There is nothing inherently contradictory about, "Some have been in this world longer than he," with "the world" construed as the whole of Arda. The Ainur did not all descend into Arda at the same time. Illuvatar gave the Ainur the opportunity to enter Arda, but presumably not all did so, nor did they all enter immediately. There is very little specific information about the timing of the Ainur's arrivals in the world—except for the information we have about Tulkas from the Valaquenta, but that does confirm that not all the Ainur entered at the very start:

Greatest in strength and deeds of prowess is Tulkas, who is surnamed Astaldo, the Valiant. He came last to Arda, to aid the Valar in the first battles with Melkor. He delights in wrestling and in contests of strength; and he rides no steed, for he can outrun all things that go on feet, and he is tireless. His hair and beard are golden, and his flesh ruddy; his weapons are his hands. He has little heed for either the past or the future, and is of no avail as a counsellor, but is a hardy friend.

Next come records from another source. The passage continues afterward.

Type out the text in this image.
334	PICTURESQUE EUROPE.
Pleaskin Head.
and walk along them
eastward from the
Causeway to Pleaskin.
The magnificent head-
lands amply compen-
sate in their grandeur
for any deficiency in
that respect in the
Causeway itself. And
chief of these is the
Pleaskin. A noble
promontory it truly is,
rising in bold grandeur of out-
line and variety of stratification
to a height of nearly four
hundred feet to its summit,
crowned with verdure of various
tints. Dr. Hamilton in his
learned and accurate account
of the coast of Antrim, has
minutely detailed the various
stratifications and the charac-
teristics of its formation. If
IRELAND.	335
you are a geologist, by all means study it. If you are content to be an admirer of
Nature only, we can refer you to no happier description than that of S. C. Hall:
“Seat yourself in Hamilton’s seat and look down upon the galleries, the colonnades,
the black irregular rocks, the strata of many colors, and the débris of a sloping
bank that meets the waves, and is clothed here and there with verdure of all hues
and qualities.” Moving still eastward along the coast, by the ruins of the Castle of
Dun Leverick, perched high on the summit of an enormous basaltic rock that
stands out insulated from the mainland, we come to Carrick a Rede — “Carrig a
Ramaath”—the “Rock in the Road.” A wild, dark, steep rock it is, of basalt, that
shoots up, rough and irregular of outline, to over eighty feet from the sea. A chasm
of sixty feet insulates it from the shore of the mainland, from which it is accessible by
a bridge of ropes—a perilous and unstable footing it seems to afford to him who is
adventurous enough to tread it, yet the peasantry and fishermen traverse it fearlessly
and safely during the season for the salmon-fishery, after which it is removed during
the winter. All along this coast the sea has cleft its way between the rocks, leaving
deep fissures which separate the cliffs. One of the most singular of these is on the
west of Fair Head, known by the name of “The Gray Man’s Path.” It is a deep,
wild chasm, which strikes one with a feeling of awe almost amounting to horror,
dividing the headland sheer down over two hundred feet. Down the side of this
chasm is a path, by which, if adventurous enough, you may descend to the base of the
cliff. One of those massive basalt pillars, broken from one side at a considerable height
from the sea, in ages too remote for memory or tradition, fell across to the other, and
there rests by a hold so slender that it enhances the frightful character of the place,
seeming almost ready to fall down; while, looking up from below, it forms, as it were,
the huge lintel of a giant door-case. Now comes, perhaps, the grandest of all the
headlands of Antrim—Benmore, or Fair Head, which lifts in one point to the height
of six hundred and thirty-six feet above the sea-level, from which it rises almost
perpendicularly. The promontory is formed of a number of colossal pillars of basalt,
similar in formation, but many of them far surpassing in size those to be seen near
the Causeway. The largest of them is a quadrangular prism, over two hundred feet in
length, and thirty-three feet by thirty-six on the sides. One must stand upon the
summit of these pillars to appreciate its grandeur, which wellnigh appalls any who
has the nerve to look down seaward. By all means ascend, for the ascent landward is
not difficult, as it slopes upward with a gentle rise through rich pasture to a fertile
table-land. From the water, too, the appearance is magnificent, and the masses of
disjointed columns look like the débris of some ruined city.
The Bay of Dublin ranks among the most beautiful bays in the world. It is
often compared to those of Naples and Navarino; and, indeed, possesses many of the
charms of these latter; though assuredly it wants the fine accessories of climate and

It is also possible that Aragorn could have had access to this kind of information. It is certainly likely that Aragorn had read an in-universe version of the Valaquenta, and it is even conceivable that he had learned about the specific time of Mairon's arrival in Arda (before he was corrupted by Morgoth).

However, I think it is more likely that Aragorn simply may have heard about those very old things from Gandalf (or others among the Wise). Gandalf certainly shared that kind of information with Aragorn later on, in "The White Rider":

Far, far below the deepest delving of the Dwarves, the world is gnawed by nameless things. Even Sauron knows them not. They are older than he. Now I have walked there, but I will bring no report to darken the light of day.

Assuming that Aragorn had learned of the various ancient powers from Gandalf or the Elves, Aragorn had presumably trusted his sources' evaluation of their ages. (On the question of what it meant for their ages to be greater than Sauron's, the answers to this question are obvious relevant.)

  • +1 Excellent answer! I think Ungoliant is another example of things that are not Ainu or Maia, but which came from heckin' long ago… perhaps longer ago than Arda?